Smith flashed a silent, urgent message to me, and: “He died tonight, doctor, up at Santurce,” he explained, “under mysterious circumstances.”

“Good riddance!” murmuredDr. Andrews. “A more cunning villain never contrived to plant himself in the Canal Zone. The fellow was an agent for some foreign government. Doctors must not tell, but I heard strange things when he was delirious on one occasion.”

“Foreign government,” murmured Smith, staring shrewdly at the speaker. “Perhaps a foreign power, doctor, but not a government—yet.”

* * *

Several hours elapsed before Barton became capable of coherent speech. The man drugged with hashish cigarettes was causing Dr. Andrews some anxiety. Lying back in an armchair, visibly pale in spite of a sun-tan on a naturally florid skin, Barton stared at us. It was dawn, and to me a wretched one.

No clue, not even the most slender, as to the whereabouts of Ardatha had been picked up. Flammario had forced a confession from the hunchback Paulo. The agents of the Si-Fan had intercepted him as he had returned with the news for which she was seeking. In this way, by less than twenty minutes, the Si-Fan ‘ had anticipated our visit to the villa occupied by Lou Cabot, the circumstances of whose death the authorities had agreed to hush up in the interest of the vastly more important inquiry being carried out by Nayland Smith.

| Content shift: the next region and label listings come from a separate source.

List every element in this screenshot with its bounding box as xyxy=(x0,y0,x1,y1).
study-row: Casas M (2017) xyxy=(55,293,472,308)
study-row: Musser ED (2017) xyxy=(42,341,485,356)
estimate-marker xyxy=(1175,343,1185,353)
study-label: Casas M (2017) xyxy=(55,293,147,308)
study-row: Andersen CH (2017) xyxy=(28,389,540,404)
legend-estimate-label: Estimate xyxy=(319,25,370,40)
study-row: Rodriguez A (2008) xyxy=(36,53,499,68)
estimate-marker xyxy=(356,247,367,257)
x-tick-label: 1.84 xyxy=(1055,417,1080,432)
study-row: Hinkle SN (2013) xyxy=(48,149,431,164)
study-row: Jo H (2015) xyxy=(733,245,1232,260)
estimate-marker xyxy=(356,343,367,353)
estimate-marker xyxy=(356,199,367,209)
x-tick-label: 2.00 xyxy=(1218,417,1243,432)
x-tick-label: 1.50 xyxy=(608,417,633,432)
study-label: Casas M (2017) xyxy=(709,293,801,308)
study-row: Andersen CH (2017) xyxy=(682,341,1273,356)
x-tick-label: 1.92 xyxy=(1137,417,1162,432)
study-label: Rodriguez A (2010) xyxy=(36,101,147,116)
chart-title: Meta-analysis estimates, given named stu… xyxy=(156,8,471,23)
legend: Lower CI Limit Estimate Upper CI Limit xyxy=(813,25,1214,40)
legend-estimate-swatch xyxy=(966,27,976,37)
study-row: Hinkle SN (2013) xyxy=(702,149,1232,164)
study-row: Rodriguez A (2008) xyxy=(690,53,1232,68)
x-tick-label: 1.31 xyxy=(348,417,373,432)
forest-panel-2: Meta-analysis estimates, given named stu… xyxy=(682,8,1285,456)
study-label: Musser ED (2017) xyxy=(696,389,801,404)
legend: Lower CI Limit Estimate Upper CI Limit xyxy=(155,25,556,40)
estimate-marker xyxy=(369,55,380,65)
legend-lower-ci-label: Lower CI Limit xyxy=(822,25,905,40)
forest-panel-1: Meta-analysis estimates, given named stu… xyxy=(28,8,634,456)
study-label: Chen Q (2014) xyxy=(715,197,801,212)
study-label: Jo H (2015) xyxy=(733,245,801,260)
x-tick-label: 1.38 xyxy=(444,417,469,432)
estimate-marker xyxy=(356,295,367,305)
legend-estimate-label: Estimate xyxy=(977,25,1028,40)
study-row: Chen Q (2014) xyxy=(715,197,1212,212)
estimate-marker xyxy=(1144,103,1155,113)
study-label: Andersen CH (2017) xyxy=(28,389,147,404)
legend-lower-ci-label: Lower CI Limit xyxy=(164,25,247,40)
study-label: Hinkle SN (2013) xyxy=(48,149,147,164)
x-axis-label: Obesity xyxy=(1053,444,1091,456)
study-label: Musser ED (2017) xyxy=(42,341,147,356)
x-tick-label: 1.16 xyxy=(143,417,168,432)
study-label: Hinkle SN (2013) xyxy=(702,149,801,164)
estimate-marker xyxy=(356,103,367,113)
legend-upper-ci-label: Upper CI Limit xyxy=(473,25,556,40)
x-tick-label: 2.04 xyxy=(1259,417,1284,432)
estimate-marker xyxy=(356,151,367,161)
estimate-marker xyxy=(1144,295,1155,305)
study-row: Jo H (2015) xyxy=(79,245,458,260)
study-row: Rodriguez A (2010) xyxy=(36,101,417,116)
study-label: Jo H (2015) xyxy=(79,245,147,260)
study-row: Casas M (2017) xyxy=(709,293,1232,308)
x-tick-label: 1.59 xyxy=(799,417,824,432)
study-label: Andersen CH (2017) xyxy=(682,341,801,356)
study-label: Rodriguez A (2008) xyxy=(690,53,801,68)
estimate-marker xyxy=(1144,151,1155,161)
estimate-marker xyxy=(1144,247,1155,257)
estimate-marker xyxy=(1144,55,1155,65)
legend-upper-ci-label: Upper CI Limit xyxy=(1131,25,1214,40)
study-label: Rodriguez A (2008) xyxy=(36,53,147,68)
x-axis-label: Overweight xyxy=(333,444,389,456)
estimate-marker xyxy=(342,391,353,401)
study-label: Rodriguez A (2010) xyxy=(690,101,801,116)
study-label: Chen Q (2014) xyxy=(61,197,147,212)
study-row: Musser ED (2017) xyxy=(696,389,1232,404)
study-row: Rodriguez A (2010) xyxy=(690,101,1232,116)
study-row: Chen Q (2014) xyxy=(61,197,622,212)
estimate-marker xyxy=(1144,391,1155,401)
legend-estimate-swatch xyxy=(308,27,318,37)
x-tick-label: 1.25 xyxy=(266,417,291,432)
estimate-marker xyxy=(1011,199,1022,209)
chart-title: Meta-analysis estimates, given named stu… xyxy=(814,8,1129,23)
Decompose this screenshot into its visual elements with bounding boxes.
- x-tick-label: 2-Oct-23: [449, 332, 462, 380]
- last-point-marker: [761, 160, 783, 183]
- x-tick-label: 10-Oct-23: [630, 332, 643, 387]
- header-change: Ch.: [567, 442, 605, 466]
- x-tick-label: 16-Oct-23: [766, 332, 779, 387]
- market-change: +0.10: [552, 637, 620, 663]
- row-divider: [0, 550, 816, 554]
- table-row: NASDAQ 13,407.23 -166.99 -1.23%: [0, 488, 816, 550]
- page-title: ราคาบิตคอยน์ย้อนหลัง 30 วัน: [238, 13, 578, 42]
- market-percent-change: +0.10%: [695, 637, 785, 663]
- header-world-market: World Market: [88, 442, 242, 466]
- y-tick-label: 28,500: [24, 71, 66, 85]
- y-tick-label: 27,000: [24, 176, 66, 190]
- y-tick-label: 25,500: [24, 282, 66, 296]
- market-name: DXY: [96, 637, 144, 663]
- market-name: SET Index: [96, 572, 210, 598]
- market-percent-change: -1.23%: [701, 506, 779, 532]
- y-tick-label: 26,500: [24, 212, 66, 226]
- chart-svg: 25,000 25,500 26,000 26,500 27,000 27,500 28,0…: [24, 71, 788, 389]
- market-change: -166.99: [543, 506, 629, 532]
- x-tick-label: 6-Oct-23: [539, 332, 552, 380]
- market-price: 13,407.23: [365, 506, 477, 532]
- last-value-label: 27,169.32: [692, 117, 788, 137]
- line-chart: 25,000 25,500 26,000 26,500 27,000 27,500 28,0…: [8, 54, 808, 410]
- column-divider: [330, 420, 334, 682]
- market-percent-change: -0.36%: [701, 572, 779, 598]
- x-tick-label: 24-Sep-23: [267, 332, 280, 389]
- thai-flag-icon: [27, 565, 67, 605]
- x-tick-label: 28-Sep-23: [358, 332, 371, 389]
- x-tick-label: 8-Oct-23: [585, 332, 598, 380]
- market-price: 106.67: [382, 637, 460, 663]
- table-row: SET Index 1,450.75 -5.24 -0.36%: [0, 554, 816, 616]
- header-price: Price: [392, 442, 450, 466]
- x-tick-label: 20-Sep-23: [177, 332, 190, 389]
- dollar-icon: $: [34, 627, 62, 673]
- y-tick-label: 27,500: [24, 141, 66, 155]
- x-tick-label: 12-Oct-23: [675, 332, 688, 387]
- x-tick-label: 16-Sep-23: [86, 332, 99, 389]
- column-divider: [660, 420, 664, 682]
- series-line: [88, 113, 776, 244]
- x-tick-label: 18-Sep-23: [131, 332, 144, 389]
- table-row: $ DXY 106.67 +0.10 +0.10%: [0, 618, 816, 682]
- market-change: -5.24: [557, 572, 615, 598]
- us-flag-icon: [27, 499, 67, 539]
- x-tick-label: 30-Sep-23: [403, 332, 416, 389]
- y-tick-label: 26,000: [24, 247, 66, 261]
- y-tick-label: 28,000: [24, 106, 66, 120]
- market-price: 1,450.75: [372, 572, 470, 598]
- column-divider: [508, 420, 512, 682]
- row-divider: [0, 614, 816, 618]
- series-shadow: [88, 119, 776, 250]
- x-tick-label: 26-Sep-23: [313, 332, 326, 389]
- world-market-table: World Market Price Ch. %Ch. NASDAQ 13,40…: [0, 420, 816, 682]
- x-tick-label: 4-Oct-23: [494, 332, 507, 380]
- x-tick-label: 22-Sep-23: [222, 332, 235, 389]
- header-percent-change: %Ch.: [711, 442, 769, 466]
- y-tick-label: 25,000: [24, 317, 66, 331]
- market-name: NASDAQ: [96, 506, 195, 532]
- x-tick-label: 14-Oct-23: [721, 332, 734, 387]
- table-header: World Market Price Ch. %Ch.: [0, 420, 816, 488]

“I must be getting old,” said Barton weakly. “At any rate, I feel damned sick. Definitely, I refuse to drink any more coffee.”

“Very well,” said Smith, “but whisky is taboo until tomorrow.”

“Tomorrow! It’s tomorrow already,” growled Barton. His blue eyes were rapidly regaining their normal fire. “Naturally you want to know how I came to make such an infernal ass of myself. Well, I can’t tell you.”